Ma la storia è universale e potrebbe essere ambientata in qualsiasi città, grande o piccola, italiana o estera; la vita è molto più contraddittoria della finzione. Non c'è spazio per il giudizio; è necessario aprirsi in un ritratto che punta all’interno e mai all’esteriorità. Perché è la potenza espressiva di Nadia che sostiene la forza narrativa e non l’intreccio, in un’alchimia necessaria tra protagonista e narrazione. I personaggi che la circondano restano sullo sfondo. La messa in scena dei fatti non sarà solo una scelta stilistica ma una conseguenza che produce dolore perché il corpo crea verità. E perché Nadia non analizza, vive e soprattutto si lascia vivere in una dimensione di perenne contraddizione, com’è la vita. Come la brutalità di chi la violenta, quella di Brando, che denuncia labili tracce di umanità in un ambito di certezze acquisite in fretta e male, e una natura aggressiva quasi autistica.

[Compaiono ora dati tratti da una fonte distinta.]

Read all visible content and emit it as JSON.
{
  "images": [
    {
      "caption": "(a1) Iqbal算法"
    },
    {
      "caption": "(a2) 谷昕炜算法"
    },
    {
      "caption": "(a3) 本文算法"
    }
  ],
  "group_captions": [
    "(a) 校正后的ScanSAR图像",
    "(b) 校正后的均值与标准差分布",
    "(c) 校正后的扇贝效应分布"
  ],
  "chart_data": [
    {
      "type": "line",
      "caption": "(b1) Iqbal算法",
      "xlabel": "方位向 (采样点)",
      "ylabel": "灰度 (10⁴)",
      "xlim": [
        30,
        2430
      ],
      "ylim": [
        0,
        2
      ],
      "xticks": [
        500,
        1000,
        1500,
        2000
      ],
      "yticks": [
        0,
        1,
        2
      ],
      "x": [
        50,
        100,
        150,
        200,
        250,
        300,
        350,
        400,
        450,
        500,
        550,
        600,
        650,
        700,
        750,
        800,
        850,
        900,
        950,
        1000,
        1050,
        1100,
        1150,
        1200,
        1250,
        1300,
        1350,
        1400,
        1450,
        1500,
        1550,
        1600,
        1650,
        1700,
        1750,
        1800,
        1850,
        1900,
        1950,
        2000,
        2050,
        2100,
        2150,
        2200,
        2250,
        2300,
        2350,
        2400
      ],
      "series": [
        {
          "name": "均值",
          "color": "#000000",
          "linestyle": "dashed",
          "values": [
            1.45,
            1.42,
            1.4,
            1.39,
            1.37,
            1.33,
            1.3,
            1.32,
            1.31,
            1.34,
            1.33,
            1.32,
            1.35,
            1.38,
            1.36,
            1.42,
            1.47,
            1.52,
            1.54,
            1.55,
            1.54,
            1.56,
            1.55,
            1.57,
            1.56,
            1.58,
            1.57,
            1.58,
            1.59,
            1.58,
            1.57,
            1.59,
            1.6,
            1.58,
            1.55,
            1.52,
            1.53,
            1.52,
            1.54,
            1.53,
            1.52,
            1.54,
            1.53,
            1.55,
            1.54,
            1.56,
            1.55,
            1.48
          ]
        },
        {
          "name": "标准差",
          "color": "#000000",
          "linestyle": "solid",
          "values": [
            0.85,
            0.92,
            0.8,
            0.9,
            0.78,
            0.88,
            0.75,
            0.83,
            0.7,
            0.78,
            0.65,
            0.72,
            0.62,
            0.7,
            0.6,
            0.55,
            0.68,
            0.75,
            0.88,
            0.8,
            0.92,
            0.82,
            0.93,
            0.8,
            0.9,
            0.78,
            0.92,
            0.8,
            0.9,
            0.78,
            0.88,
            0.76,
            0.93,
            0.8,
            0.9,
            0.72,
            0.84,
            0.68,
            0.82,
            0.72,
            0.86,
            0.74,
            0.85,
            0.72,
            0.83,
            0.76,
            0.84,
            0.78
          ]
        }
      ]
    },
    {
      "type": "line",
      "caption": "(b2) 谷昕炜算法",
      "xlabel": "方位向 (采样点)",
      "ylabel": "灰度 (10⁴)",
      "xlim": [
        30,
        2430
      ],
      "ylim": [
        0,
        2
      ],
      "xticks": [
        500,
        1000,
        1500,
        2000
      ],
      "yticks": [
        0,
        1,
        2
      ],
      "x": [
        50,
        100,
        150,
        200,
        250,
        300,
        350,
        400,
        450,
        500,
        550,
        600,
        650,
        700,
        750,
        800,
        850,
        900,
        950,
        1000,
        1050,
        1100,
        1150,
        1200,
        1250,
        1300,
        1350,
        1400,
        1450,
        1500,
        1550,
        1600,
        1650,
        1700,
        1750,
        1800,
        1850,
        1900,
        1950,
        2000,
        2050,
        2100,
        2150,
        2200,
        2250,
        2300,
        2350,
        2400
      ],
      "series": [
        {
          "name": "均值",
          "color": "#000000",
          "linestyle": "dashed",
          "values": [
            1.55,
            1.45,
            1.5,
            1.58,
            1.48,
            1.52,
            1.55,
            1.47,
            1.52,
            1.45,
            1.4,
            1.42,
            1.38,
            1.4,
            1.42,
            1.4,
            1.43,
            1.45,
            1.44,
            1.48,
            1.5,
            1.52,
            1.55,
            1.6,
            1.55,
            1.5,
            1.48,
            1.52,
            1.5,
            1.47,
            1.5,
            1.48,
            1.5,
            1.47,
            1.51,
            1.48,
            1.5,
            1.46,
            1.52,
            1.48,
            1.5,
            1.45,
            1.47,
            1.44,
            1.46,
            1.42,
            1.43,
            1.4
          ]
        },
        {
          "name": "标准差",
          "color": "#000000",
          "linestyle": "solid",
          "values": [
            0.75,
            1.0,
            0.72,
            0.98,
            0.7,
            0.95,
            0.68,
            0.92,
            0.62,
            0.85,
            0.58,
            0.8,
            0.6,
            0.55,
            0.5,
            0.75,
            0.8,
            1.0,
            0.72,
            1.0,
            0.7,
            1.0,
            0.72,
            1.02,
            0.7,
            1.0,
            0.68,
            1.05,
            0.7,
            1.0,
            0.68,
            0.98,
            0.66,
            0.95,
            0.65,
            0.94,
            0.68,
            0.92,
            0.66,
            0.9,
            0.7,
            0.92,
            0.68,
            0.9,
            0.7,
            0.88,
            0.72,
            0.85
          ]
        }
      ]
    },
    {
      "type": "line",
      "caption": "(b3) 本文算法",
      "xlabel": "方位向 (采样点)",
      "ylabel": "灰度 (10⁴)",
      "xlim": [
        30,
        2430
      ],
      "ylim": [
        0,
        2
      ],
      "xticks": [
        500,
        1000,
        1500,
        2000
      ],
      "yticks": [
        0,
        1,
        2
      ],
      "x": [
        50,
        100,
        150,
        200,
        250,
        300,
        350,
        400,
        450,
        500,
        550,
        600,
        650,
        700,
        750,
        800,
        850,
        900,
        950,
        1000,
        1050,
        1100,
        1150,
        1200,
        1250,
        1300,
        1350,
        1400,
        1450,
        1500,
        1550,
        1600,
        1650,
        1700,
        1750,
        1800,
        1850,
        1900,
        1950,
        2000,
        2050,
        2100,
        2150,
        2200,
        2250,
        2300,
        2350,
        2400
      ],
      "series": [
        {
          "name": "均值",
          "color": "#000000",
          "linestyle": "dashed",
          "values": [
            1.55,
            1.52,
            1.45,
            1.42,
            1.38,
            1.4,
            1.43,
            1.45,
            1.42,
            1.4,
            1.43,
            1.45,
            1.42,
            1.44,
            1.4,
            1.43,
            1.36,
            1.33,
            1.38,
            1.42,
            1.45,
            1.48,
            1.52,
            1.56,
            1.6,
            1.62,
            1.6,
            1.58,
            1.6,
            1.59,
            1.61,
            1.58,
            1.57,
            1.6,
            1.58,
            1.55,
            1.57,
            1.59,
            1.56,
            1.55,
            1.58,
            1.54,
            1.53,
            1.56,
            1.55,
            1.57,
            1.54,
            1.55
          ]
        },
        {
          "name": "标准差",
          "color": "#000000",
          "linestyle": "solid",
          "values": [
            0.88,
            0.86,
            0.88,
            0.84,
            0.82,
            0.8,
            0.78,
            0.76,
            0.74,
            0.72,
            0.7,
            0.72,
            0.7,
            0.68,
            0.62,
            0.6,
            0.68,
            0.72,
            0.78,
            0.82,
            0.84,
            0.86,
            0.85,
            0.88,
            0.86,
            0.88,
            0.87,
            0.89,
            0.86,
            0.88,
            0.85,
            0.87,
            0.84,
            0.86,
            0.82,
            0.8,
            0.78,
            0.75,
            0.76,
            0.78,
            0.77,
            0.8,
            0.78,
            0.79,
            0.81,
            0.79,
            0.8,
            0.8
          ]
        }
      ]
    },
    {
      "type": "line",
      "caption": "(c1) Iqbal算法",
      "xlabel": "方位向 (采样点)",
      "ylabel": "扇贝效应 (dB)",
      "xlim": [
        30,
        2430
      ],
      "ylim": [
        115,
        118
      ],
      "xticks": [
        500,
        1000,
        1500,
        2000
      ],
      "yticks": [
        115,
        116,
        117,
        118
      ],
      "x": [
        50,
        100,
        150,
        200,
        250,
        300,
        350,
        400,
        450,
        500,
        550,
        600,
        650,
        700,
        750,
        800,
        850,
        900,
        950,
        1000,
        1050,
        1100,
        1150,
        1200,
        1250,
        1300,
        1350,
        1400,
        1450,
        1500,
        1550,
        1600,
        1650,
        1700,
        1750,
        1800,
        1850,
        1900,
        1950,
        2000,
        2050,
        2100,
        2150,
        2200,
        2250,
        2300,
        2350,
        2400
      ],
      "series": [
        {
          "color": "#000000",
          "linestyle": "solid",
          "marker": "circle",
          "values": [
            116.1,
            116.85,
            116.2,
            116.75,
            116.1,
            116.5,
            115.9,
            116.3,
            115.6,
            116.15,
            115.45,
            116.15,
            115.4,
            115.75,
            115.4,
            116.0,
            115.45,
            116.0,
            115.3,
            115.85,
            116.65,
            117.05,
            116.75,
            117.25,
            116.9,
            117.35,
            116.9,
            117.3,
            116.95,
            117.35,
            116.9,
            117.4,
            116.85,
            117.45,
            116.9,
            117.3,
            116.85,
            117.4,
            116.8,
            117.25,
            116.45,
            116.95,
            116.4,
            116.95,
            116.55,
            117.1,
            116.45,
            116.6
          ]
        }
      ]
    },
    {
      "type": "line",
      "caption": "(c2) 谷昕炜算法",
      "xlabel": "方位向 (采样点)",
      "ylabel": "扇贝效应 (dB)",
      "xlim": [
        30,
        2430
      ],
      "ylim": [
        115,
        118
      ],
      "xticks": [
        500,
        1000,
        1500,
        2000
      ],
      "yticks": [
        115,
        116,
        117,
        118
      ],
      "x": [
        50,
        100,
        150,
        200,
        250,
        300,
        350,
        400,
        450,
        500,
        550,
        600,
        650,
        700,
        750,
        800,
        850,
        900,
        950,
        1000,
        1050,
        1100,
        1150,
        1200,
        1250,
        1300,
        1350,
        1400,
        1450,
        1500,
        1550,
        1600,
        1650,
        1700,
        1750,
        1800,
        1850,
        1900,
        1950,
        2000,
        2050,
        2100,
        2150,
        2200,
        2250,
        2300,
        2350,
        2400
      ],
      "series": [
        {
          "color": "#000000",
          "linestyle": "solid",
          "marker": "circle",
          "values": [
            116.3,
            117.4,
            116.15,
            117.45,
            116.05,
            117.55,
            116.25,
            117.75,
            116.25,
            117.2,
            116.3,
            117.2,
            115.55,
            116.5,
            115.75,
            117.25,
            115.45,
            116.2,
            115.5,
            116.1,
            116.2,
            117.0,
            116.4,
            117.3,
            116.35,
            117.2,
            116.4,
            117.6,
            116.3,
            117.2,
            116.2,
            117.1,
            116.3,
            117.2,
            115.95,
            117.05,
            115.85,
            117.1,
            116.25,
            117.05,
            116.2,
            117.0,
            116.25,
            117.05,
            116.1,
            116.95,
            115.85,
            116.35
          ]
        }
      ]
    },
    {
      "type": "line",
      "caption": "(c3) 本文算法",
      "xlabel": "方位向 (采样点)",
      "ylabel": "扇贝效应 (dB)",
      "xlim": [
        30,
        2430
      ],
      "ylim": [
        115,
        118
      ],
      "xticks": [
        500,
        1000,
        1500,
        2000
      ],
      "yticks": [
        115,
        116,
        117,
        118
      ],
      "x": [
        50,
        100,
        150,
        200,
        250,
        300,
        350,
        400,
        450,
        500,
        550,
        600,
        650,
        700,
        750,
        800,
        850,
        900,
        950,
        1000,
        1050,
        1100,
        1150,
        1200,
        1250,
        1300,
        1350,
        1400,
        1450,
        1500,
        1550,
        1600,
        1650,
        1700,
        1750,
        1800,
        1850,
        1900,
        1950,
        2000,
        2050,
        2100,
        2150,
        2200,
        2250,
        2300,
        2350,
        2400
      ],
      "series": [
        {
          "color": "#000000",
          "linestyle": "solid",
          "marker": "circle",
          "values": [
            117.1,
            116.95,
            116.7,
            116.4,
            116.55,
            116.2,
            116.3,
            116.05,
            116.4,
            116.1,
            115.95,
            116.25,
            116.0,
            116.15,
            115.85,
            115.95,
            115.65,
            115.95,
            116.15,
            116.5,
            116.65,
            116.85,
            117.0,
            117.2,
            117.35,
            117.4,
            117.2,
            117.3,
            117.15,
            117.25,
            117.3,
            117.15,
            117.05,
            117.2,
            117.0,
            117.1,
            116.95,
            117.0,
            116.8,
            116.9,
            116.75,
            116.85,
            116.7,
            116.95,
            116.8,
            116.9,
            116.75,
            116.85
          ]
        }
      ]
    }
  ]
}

Brando non è la bestia, non fa parte del branco e non è neanche un balordo a tutto tondo ma colpisce più duramente perché il suo agire non concede nemmeno il riscatto dell’odio o della vendetta. Le minacce ricevute, nemmeno ben studiate, inducono Nadia a dire alla famiglia che è incinta ma non sa di chi, la costringono al silenzio perfino con la sorella maggiore. La narrazione coglie queste dinamiche in contraddizione tra loro lavorando sempre solo sui corpi, più sulla postura che sulle parole e sulla gestualità abitudinaria.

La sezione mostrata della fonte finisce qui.